Nestled in the recesses of the historic Old Town, the Little White House is a startling canopy of pristine white, which lends deep insights into the Truman Presidency. Formerly a naval base which served as the White House of America for the winter session until 1952 , this site is more like a breathing museum entrenched in a long-standing military history. To this day, functions, meetings and private events are held here, whereas elaborate tours unfold layers of the house's presidential and political history. Part of the U.S. National Register of Historic Places, this white-washed house yet retains some of its ancient features like well-furnished spaces including bedrooms and dining halls, treasured documents and opulent furniture. Harry S. Truman Little White House is an integral edifice etched on the pages of America's political history.

Built in 1845 and occupied by Yankee forces in 1861, the fort was finally completed in 1866. Now a National Historic Landmark, the fort offers tours to visitors. In January the park hosts the annual Sculpture Key West; if you're here in February, you'll be treated to Civil War Days. The west side of the State Park is ideal for fishing and snorkeling. In addition, the park also provides tables and grills for a picnic.

Before tourism became Key West's major source of income,'wreckers' earned their living by salvaging what they could from ships wrecked on the reefs. At the Key West Shipwreck Historeum, you can learn about the 'wreckers' and see jewelry, china, house wares and other artifacts from the Isaac Allerton, which sank in 1856. An observation tower offers a great view.

Opened in 1934, this educational and entertaining aquarium features diverse exhibits on sea life in the area and live demonstrations. Wander among the many varieties of marine life or take a guided tour. One of the major attractions of the aquarium includes daily feedings of shark and fish. Children usually enjoy the touching area, where visitors can touch marine creatures in shallow pools.
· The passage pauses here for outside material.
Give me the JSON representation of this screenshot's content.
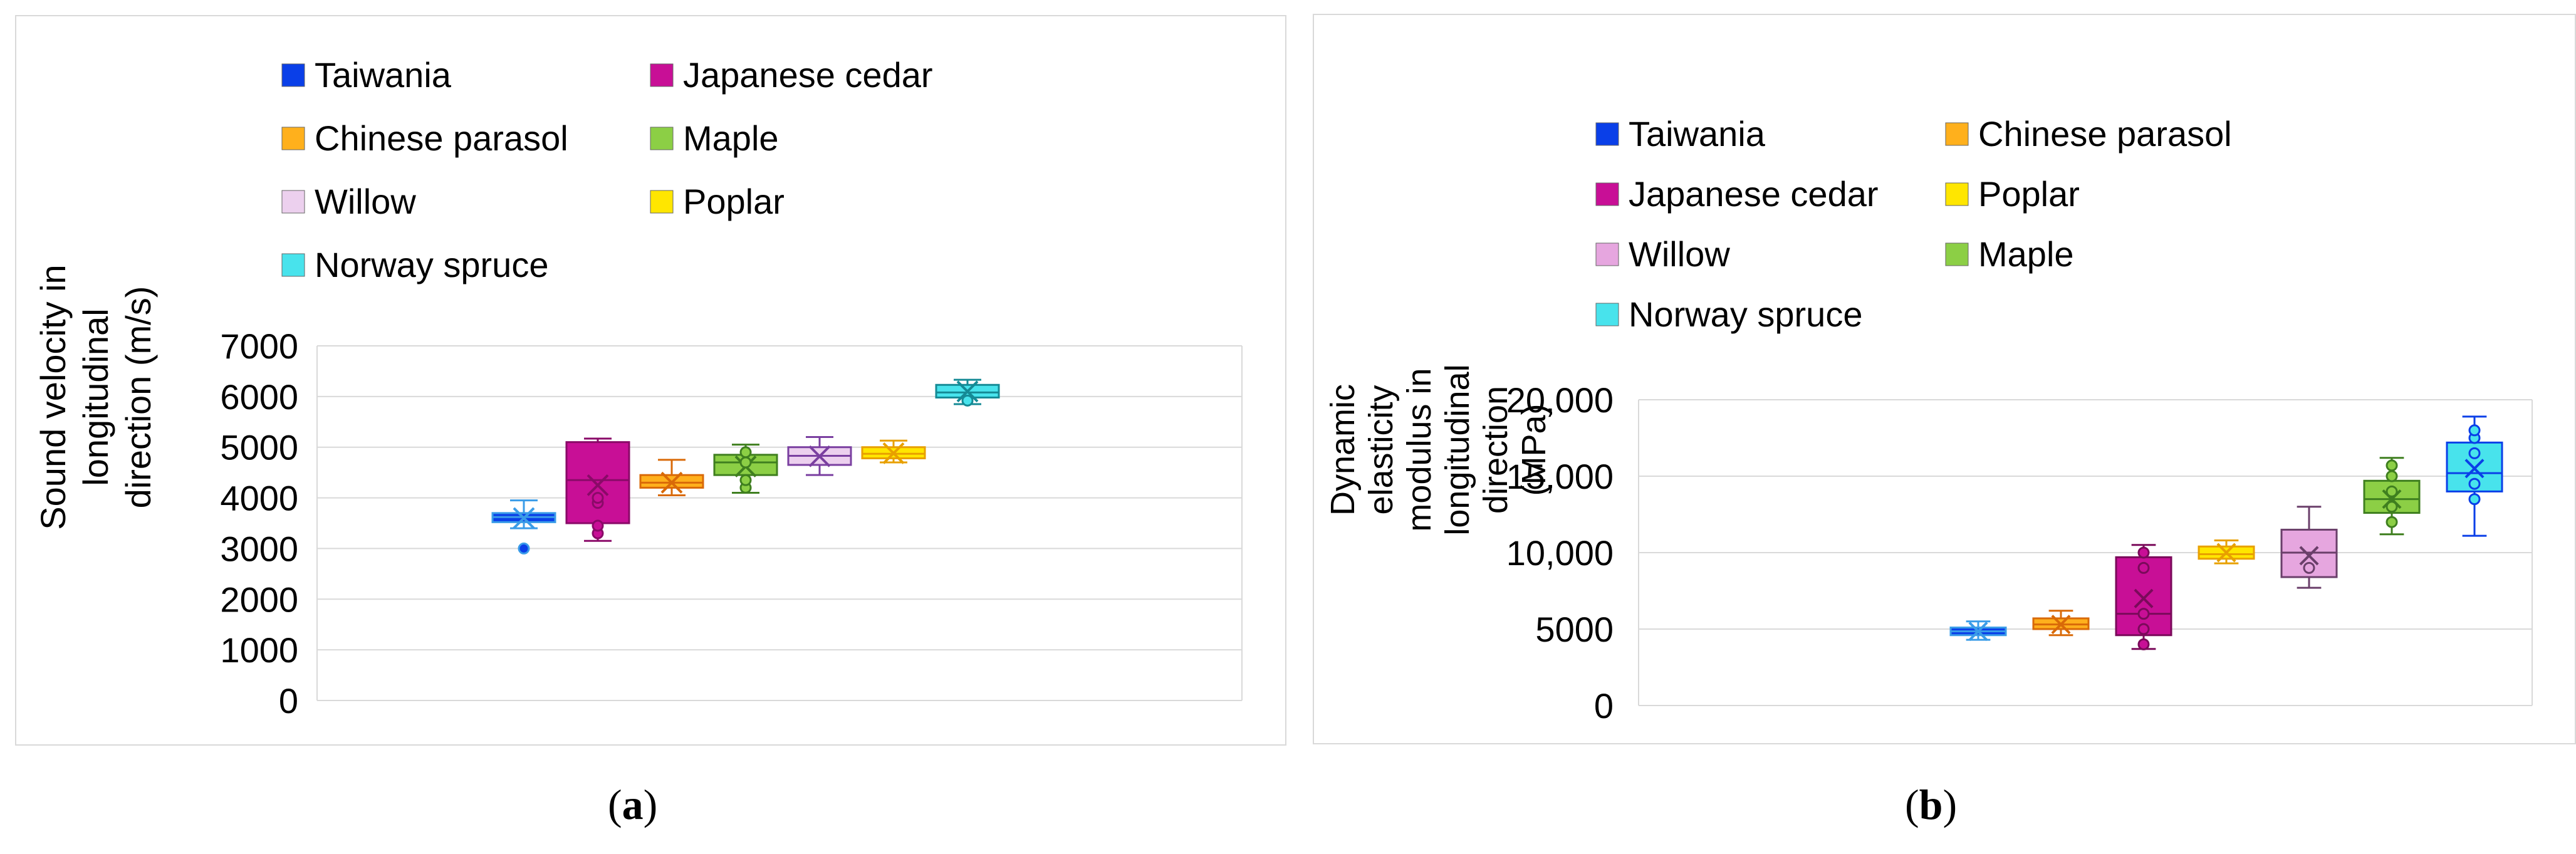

This strip of sand is one of the best-known beaches in Key West. Named after a former governor, it is just west of the airport and, at two miles long, it is the island's longest strip of sand. This beach is an excellent choice if you have children. With plenty of parking, restrooms, concession stands, chair rentals, picnic tables, watersport rentals and more, everything you need to have a great day in the sun is right at hand. The beach was hit hard by a hurricane in 1998, but it has recovered well and is flourishing once again.

Before you head back home, be sure to make your way to the corner of Whitehead and South streets. Why? Because geographically it is the southernmost point of the United States. You'll know you're in the right spot by the posted sign proclaiming the site's fame, and by the street vendors selling souvenirs and conch shells. Believe it or not, standing here you are closer to Cuba than Miami; from here, it is 150 miles north to Miami and only 90 miles south to Cuba. If you are so inclined, hang out until the evening, as this is also a great place to watch the sun set.